When we introduced temporal constraints in Part I, Getting Started with Scheduler, we emphasized that under certain conditions, the algorithm that Scheduler uses to search for a solution is complete in the sense that it either reports that the constraints are incompatible so no solution can be found, or it finds a solution that satisfies the temporal constraints. The algorithms that we looked at for the job-shop problems in Chapter 15 and Chapter 16 were complete in this sense: they either found an optimal solution or they failed and reported reliably that no solution could be found.

One disadvantage of such complete optimization algorithms is that their completeness requires a systematic exploration of the entire search space. A consequence of that thoroughness is that if a "mistake" is made at one of the early decisions, then the algorithm explores all of the possible consequences of this "mistake." Of course, as we've emphasized, constraint propagation reduces the amount of exploration that is performed. However, even the best constraint propagation techniques do not prove sufficient to guarantee a perfect resolution of some hard job-shop scheduling problems in a reasonable amount of CPU time.

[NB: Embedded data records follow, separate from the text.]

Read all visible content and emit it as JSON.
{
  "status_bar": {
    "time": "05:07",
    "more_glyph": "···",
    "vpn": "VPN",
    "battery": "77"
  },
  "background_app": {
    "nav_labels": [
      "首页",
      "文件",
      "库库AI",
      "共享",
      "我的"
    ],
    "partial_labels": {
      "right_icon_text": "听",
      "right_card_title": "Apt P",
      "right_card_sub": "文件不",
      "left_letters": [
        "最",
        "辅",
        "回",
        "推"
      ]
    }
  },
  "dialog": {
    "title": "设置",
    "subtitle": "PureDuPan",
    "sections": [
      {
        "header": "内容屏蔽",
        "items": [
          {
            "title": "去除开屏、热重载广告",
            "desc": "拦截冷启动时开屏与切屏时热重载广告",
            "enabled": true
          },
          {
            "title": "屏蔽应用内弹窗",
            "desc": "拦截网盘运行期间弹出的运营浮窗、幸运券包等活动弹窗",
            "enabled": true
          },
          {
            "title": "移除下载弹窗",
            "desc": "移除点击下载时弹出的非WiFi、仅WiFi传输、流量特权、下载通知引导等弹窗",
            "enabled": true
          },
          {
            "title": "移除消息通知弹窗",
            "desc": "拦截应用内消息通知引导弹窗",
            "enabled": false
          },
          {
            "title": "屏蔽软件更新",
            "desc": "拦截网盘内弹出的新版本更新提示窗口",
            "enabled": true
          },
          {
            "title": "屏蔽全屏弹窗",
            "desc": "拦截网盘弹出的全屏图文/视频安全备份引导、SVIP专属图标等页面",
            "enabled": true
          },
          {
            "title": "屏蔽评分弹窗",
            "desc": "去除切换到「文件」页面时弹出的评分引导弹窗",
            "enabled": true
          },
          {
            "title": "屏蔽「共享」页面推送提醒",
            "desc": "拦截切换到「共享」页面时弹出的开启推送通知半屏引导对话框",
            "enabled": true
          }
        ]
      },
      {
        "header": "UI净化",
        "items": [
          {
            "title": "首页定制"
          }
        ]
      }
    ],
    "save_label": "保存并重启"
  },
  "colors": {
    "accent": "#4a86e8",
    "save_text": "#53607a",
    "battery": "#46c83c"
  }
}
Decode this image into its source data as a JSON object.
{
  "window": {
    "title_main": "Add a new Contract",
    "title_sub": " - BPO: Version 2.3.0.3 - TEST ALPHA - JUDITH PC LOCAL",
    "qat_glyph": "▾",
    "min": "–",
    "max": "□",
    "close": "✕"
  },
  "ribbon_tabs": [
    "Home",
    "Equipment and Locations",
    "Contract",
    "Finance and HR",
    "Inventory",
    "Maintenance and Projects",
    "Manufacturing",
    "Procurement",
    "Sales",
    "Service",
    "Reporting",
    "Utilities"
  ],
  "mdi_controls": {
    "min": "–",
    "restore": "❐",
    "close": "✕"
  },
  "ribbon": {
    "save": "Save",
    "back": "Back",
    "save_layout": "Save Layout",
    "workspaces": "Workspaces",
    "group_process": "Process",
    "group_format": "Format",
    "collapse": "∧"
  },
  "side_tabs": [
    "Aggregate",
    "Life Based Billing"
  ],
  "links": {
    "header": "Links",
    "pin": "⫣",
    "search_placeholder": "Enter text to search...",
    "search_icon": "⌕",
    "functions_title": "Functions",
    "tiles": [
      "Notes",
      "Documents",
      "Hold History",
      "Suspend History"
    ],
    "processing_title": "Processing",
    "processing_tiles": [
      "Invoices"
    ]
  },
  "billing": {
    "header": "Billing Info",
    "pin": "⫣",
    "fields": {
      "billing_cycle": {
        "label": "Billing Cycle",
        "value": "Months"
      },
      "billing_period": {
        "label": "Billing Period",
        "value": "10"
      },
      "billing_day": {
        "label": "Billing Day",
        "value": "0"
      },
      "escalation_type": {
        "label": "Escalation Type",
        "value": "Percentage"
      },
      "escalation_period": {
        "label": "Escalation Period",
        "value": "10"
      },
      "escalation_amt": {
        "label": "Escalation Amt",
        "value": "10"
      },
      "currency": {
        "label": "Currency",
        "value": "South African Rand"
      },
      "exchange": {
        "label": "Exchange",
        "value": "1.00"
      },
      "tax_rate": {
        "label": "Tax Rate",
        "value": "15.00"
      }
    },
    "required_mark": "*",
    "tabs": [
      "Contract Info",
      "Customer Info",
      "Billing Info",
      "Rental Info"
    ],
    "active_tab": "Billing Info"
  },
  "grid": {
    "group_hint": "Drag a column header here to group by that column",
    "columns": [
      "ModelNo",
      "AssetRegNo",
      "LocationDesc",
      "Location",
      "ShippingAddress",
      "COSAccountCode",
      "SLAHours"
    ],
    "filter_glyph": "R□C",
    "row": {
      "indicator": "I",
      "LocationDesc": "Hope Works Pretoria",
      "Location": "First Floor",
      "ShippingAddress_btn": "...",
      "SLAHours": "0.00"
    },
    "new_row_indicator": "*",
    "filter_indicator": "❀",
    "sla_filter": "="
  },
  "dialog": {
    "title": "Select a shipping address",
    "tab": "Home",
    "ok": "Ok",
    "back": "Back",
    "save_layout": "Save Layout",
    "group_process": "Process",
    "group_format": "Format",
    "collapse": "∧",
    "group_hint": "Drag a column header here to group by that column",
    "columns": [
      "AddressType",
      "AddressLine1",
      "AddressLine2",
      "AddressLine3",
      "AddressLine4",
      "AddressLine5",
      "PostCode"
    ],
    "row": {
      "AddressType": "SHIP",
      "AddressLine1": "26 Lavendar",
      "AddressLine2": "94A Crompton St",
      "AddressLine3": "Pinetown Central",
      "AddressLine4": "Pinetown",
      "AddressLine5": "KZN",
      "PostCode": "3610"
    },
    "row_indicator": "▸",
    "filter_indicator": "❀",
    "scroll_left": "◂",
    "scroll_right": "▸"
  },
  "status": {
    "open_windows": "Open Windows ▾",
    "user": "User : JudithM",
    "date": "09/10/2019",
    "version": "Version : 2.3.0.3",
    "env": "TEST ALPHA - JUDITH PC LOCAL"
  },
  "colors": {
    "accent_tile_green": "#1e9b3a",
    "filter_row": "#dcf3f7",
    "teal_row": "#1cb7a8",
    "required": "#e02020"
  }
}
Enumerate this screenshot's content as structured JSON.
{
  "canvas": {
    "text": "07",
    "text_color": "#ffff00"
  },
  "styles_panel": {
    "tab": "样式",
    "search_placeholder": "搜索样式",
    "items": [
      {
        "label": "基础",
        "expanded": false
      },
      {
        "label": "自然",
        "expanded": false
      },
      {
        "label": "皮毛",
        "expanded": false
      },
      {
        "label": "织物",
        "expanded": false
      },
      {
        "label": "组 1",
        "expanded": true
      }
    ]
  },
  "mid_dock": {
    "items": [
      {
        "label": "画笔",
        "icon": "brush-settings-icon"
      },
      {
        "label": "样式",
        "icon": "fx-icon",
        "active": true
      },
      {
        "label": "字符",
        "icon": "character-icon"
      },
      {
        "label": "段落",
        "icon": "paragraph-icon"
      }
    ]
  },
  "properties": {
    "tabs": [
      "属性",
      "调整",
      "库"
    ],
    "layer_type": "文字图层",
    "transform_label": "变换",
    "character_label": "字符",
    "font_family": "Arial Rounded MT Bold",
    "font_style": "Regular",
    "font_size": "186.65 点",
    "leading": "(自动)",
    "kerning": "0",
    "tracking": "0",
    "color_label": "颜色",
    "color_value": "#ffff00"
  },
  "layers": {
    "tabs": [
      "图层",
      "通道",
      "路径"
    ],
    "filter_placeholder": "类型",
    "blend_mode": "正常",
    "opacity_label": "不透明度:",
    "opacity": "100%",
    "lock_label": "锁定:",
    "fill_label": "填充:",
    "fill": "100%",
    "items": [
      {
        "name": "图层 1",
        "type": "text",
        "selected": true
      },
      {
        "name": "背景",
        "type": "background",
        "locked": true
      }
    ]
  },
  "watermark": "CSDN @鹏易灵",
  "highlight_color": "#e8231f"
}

This observation suggests that perhaps we should abandon the idea of guaranteeing the optimality of a solution. Instead, we could settle for a solution that is "good enough" in some sense relevant to our problem. We can exercise this option--abandoning the quest for optimality and settling for a good enough solution--simply by stopping an algorithm after a given amount of computational time.

Another--complementary--alternative consists of performing a large number of iterations of an algorithm stopped after a very small number of backtracks. By limiting the amount of backtracking, each iteration may consequently fail either because there is no solution with a given makespan, or because the algorithm could not find such a solution in the given number of backtracks. To allow several iterations with the same makespan to take place, we "randomize" the process of constructing a solution.

As a result, several iterations with the same maximal makespan follow different paths in the search space; the nth of these iterations may succeed when the (n - 1) previous iterations failed.